月本裕はなんだか気になる人だった

8日(火)の午前、ボーッとネットを見ていたら、「私たちは20世紀に生まれた」(http://numabe.exblog.jp/)に、フィルムセンターで「マキノ雅弘監督特集」が始まったという記事が載っていた。しばらくチェックしてなかったので、まったく知らなかった。さっそくその日2本観て、それから毎日1本とか2本とか観にいっている。10日(木)は《野戦軍楽隊》を観にいったのだが、映写が始まって映し出されたタイトルは《不沈艦沈没》だった。おかしいなあー、でも戦前の映画って正式名じゃないタイトルがあることがときどきあるからなあと思って観ていたが、そこで展開されているのは戦時中の軍事工場のハナシで野戦も軍楽隊も出てこない。さすがにおかしいと思ったあたりでフィルムが中断し、「間違ったフィルムを映写してしまいました」というアナウンスが入ったので、客が笑った。誰かが気づいて受付に知らせれば、もっと早く中断したのだが、まさかフィルムセンターで間違いがあるとは思えなかったのだろう。ともあれ30分近く上映した上で中断したので、《不沈艦沈没》をもう一度見るべきかどうか迷うところだ。


昨日の新聞に、作家の月本裕(ゆたか)さんが脳溢血で亡くなったという記事が出ていた。享年47歳。月本さんは自分のブログ(http://www.tsukimotoyutaka.com/)で、7日に浜崎あゆみの難聴について書いているが、その2日後に亡くなったのだ。月本氏の名前は1980年代にはいろんな雑誌で見ている。東京に詳しい人、コラムをよく書いている人、編集者でもある人、という程度の印象はあった。新設された「坊ちゃん文学賞」を受賞したときに、初めて顔を見て、「月本裕ってこんなにでかい(体が)人だったのか」と思ったものだ。書いたモノを読んだことは少ないのだが、山崎浩一えのきどいちろうに比べると自分の年代に近い(1960年生まれ)ということがあって、なんだか気になる人ではあった。どこかで出会っていたら、ひょっとして一緒に仕事をしていたかもという気がする。その機会がなかったのは残念だ。ご冥福を祈る。


礫川全次さんより新著『アウトローの近代史 博徒・ヤクザ・暴力団』(平凡社新書)を送っていただく。礫川さんは一貫して、底辺の民俗を探究している。この本も怪しく面白そうだ。
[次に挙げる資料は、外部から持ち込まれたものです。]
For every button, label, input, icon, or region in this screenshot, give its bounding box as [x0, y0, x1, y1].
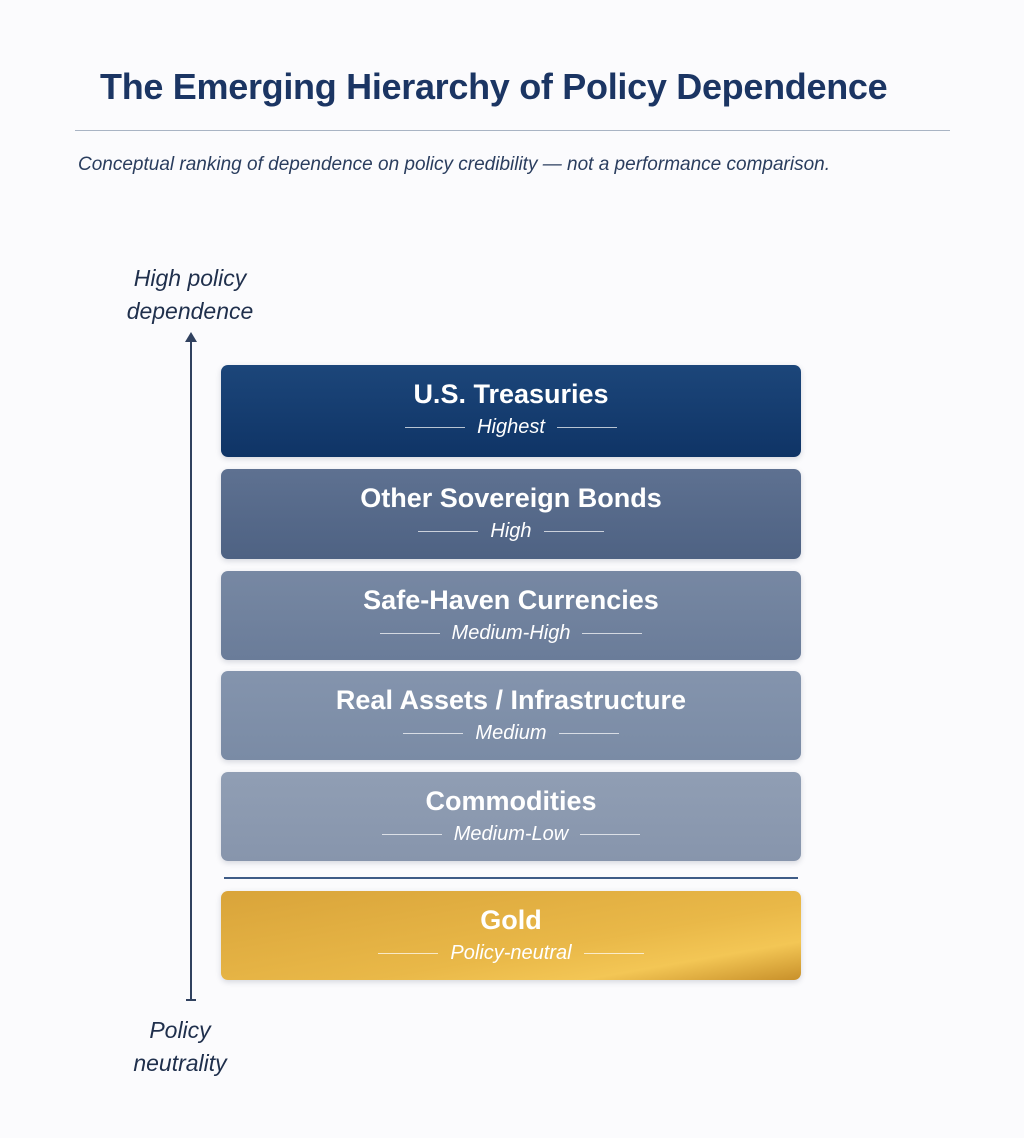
axis-top-label: High policy dependence — [126, 265, 254, 324]
tier-level: Medium-High — [451, 622, 571, 644]
axis-line — [190, 338, 192, 1000]
tier-commodities: Commodities Medium-Low — [221, 772, 801, 861]
arrow-up-icon — [185, 332, 197, 342]
tier-level: Policy-neutral — [450, 942, 572, 964]
tier-us-treasuries: U.S. Treasuries Highest — [221, 365, 801, 457]
axis-bottom-label: Policy neutrality — [133, 1017, 227, 1076]
title-rule — [75, 130, 950, 131]
decor-line — [378, 953, 439, 954]
tier-other-sovereign-bonds: Other Sovereign Bonds High — [221, 469, 801, 559]
tier-level: Highest — [477, 416, 545, 438]
axis-tick — [186, 999, 196, 1001]
gold-divider — [224, 877, 798, 879]
tier-name: Other Sovereign Bonds — [360, 483, 662, 513]
tier-name: Safe-Haven Currencies — [363, 585, 659, 615]
decor-line — [405, 427, 466, 428]
tier-name: Commodities — [425, 786, 597, 816]
tier-real-assets: Real Assets / Infrastructure Medium — [221, 671, 801, 760]
decor-line — [583, 953, 644, 954]
page-title: The Emerging Hierarchy of Policy Depende… — [100, 66, 888, 107]
decor-line — [558, 733, 619, 734]
decor-line — [379, 633, 440, 634]
decor-line — [403, 733, 464, 734]
decor-line — [543, 531, 604, 532]
tier-name: Real Assets / Infrastructure — [335, 685, 687, 715]
tier-name: Gold — [480, 905, 542, 935]
decor-line — [381, 834, 442, 835]
tier-level: Medium — [475, 722, 547, 744]
decor-line — [580, 834, 641, 835]
decor-line — [418, 531, 479, 532]
tier-level: Medium-Low — [453, 823, 569, 845]
tier-safe-haven-currencies: Safe-Haven Currencies Medium-High — [221, 571, 801, 660]
decor-line — [582, 633, 643, 634]
decor-line — [556, 427, 617, 428]
tier-name: U.S. Treasuries — [413, 379, 609, 409]
subtitle: Conceptual ranking of dependence on poli… — [78, 154, 830, 175]
tier-level: High — [490, 520, 532, 542]
tier-gold: Gold Policy-neutral — [221, 891, 801, 980]
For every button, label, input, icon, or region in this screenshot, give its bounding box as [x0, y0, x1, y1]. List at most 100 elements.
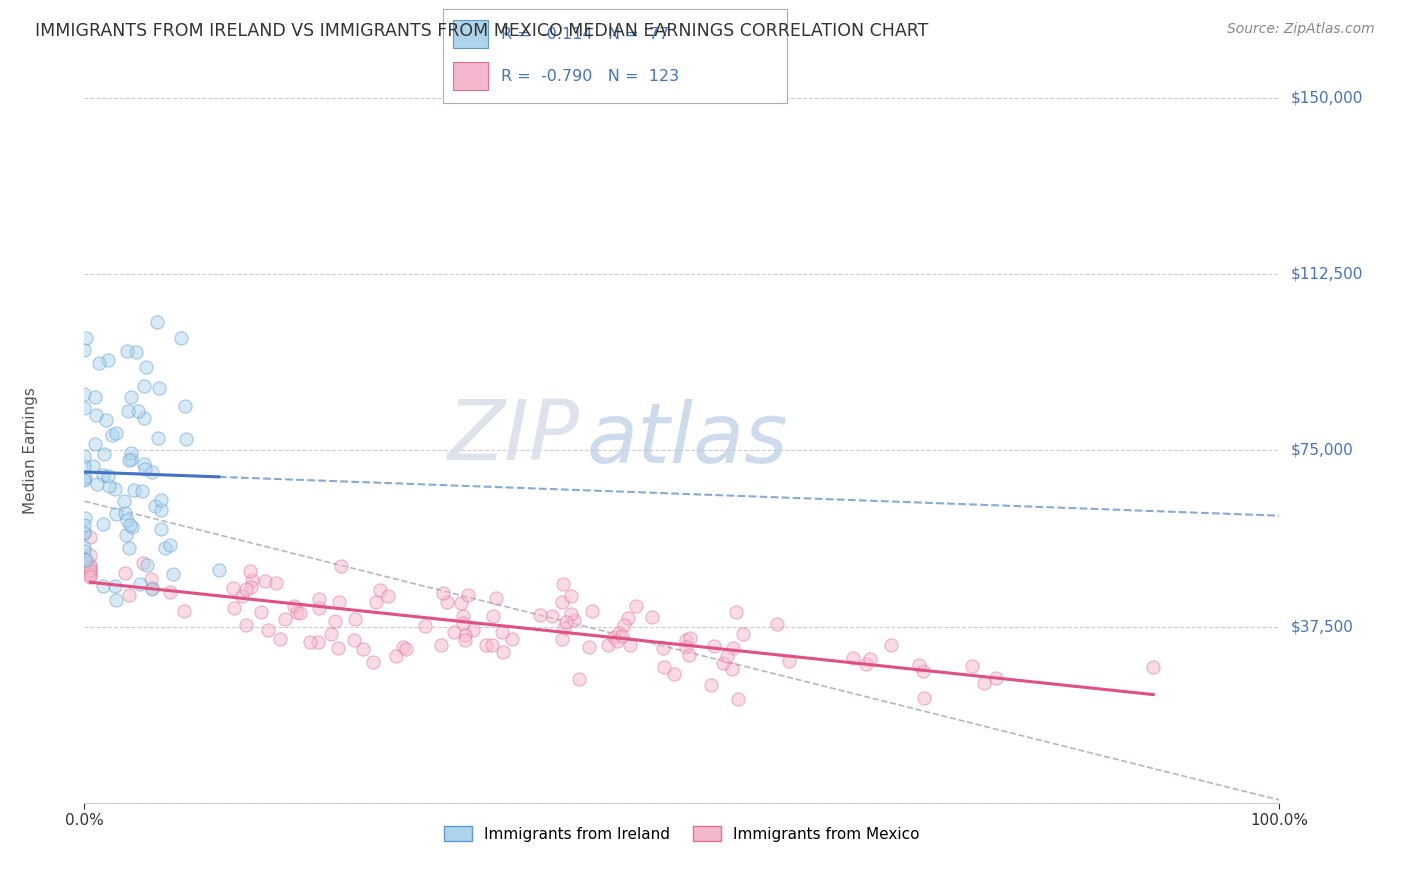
Point: [104, 507, 127, 521]
Point: [578, 640, 600, 654]
Point: [453, 616, 475, 631]
Point: [105, 426, 128, 441]
Point: [162, 566, 184, 581]
Text: Median Earnings: Median Earnings: [22, 387, 38, 514]
Point: [731, 627, 754, 641]
Point: [554, 615, 576, 629]
Point: [91, 467, 114, 482]
Point: [73, 552, 96, 566]
Point: [366, 594, 388, 608]
Point: [240, 580, 263, 594]
Point: [619, 638, 641, 652]
Point: [114, 528, 136, 542]
Point: [299, 635, 322, 649]
Point: [328, 595, 350, 609]
Point: [117, 453, 139, 467]
Point: [430, 639, 453, 653]
Point: [112, 493, 135, 508]
Point: [323, 615, 346, 629]
Point: [308, 601, 330, 615]
Point: [98, 479, 121, 493]
Point: [75, 553, 97, 567]
Point: [159, 584, 181, 599]
Point: [626, 599, 648, 613]
Point: [274, 612, 297, 626]
Point: [141, 465, 163, 479]
Point: [82, 458, 104, 473]
Point: [86, 477, 108, 491]
Point: [319, 627, 342, 641]
Point: [721, 641, 744, 656]
Point: [96, 469, 118, 483]
Point: [129, 576, 152, 591]
Point: [222, 600, 245, 615]
Point: [250, 605, 273, 619]
Point: [91, 579, 114, 593]
Point: [606, 634, 628, 648]
Text: ZIP: ZIP: [449, 396, 581, 477]
Point: [118, 541, 141, 556]
Point: [553, 621, 575, 635]
Point: [855, 657, 877, 671]
Text: R =  -0.114   N =  77: R = -0.114 N = 77: [502, 27, 669, 42]
Point: [73, 343, 96, 357]
Point: [700, 678, 723, 692]
Point: [269, 632, 291, 647]
Point: [678, 648, 700, 662]
Point: [778, 654, 800, 668]
Point: [132, 457, 155, 471]
Point: [79, 559, 101, 574]
Point: [118, 517, 141, 532]
Point: [482, 609, 505, 624]
Point: [343, 632, 366, 647]
Point: [141, 572, 163, 586]
Point: [253, 574, 276, 589]
Point: [475, 638, 498, 652]
Point: [84, 408, 107, 422]
Point: [73, 458, 96, 473]
Text: $112,500: $112,500: [1291, 267, 1362, 282]
Point: [551, 632, 574, 646]
Point: [73, 449, 96, 463]
Point: [150, 522, 173, 536]
Point: [134, 461, 156, 475]
Point: [560, 589, 582, 603]
Point: [75, 511, 97, 525]
Point: [73, 469, 96, 483]
Point: [104, 579, 127, 593]
Point: [149, 503, 172, 517]
Point: [135, 360, 157, 375]
Point: [385, 648, 408, 663]
Point: [117, 404, 139, 418]
Point: [675, 632, 697, 647]
Point: [121, 520, 143, 534]
Point: [541, 608, 564, 623]
Text: $150,000: $150,000: [1291, 91, 1362, 105]
Point: [463, 623, 485, 637]
Point: [79, 568, 101, 582]
Point: [149, 493, 172, 508]
Point: [127, 403, 149, 417]
Point: [73, 401, 96, 415]
Point: [603, 630, 626, 644]
Point: [159, 539, 181, 553]
Point: [115, 513, 138, 527]
Point: [613, 618, 636, 632]
Point: [73, 524, 96, 539]
Point: [973, 675, 995, 690]
Point: [326, 641, 349, 656]
Point: [912, 691, 935, 706]
Point: [153, 541, 176, 555]
Point: [716, 649, 738, 664]
Point: [529, 608, 551, 623]
Text: $37,500: $37,500: [1291, 619, 1354, 634]
Point: [491, 624, 513, 639]
Point: [453, 633, 475, 648]
Point: [89, 356, 111, 370]
Point: [73, 544, 96, 558]
Bar: [453, 21, 488, 48]
Point: [842, 651, 865, 665]
Point: [652, 660, 675, 674]
Point: [1142, 660, 1164, 674]
Point: [664, 666, 686, 681]
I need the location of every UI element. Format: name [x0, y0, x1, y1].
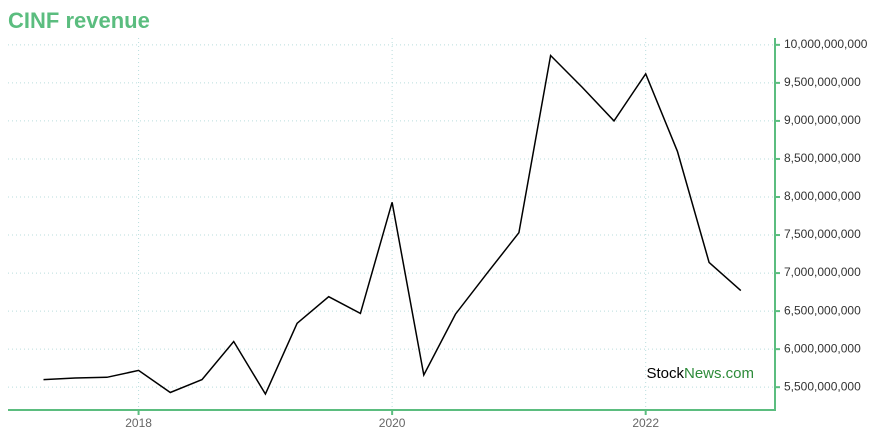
x-tick-label: 2022	[632, 416, 659, 430]
watermark-stock: Stock	[646, 365, 684, 382]
chart-title: CINF revenue	[8, 8, 150, 33]
y-tick-label: 5,500,000,000	[784, 379, 861, 393]
y-tick-label: 10,000,000,000	[784, 37, 868, 51]
watermark: StockNews.com	[646, 365, 754, 382]
y-tick-label: 8,000,000,000	[784, 189, 861, 203]
series-line	[43, 53, 742, 396]
y-tick-label: 7,000,000,000	[784, 265, 861, 279]
watermark-news: News.com	[684, 365, 754, 382]
y-tick-label: 6,500,000,000	[784, 303, 861, 317]
y-tick-label: 6,000,000,000	[784, 341, 861, 355]
y-tick-label: 9,000,000,000	[784, 113, 861, 127]
x-tick-label: 2020	[379, 416, 406, 430]
y-tick-label: 7,500,000,000	[784, 227, 861, 241]
y-tick-label: 9,500,000,000	[784, 75, 861, 89]
y-tick-label: 8,500,000,000	[784, 151, 861, 165]
x-tick-label: 2018	[125, 416, 152, 430]
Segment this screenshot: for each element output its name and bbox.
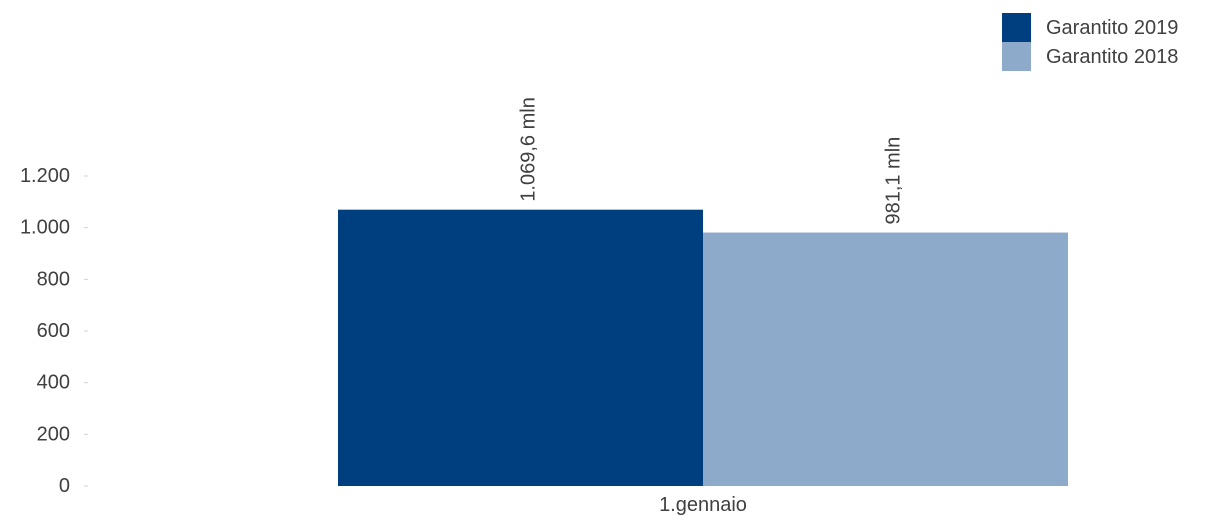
y-tick-label: 200	[37, 423, 70, 445]
bar-garantito-2019	[338, 209, 703, 487]
y-tick-label: 400	[37, 372, 70, 394]
y-tick-label: 0	[59, 475, 70, 497]
data-labels: 1.069,6 mln 981,1 mln	[518, 97, 905, 224]
y-tick-label: 1.000	[20, 217, 70, 239]
legend-label: Garantito 2018	[1046, 46, 1178, 68]
x-axis: 1.gennaio	[659, 494, 747, 516]
bar-data-label: 1.069,6 mln	[518, 97, 540, 202]
legend-label: Garantito 2019	[1046, 17, 1178, 39]
y-axis: 0 200 400 600 800 1.000 1.200	[20, 165, 88, 497]
legend-swatch	[1002, 13, 1031, 42]
legend-swatch	[1002, 42, 1031, 71]
y-tick-label: 1.200	[20, 165, 70, 187]
bar-data-label: 981,1 mln	[883, 137, 905, 225]
y-tick-label: 800	[37, 268, 70, 290]
x-tick-label: 1.gennaio	[659, 494, 747, 516]
bar-garantito-2018	[703, 232, 1068, 486]
y-tick-label: 600	[37, 320, 70, 342]
legend: Garantito 2019 Garantito 2018	[1002, 13, 1178, 71]
bars	[338, 209, 1068, 487]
しかし、平凡社新書っていつの間にかアングラ専門になっちゃったねえ(オモシロいからイイけど)。


〈結構人ミルクホール〉(http://kekkojin.heya.jp/)が、サイトで非常事態宣言をしている。

◎閉店・並びに閉店阻止チャレンジのお知らせ
新年早々いきなり不吉な告知で申し訳ありません。
オープンから約3年半、お一人様でも雰囲気・味ともにくつろげる空間を目指し邁進してきましたが、3月いっぱいで区切りをつけなければならなくなってしまいました。
手前の努力不足以外のなにものでもないのですが、打ち出したコンセプトが広まるにはまだまだ時間がかかりそうなのですが、そこまで続ける金銭的体力が現状ではありません。
しかし逆を言えば、一定の利益を超えられれば続けることが可能です。
ですがその目標は易々とクリアできない数字です。
閉店を阻止すべくこの3ヶ月は必死に営業していきます。
チーズケーキの通販の他、できる限りの方策を練る所存です。
恥を忍んでのお願いです。
どうか、店を続けさせてください。
そのために、ご来店・ケーキの通販へのご協力、どうか、どうか、宜しくお願いいたします。
存続の目処がつきましたら当ホームページで告知させていただき、4月からは新たな結構人ミルクホールとしてスタートいたします。その日が来ることを願って、努力してまいります。


固定客も付いて繁盛しているように見えたんだけど……。客商売というのは傍目からは判らないもんだなあ。この店の静かさは貴重だと思うので、少しでも長く存続するようにせいぜい通おうと思う。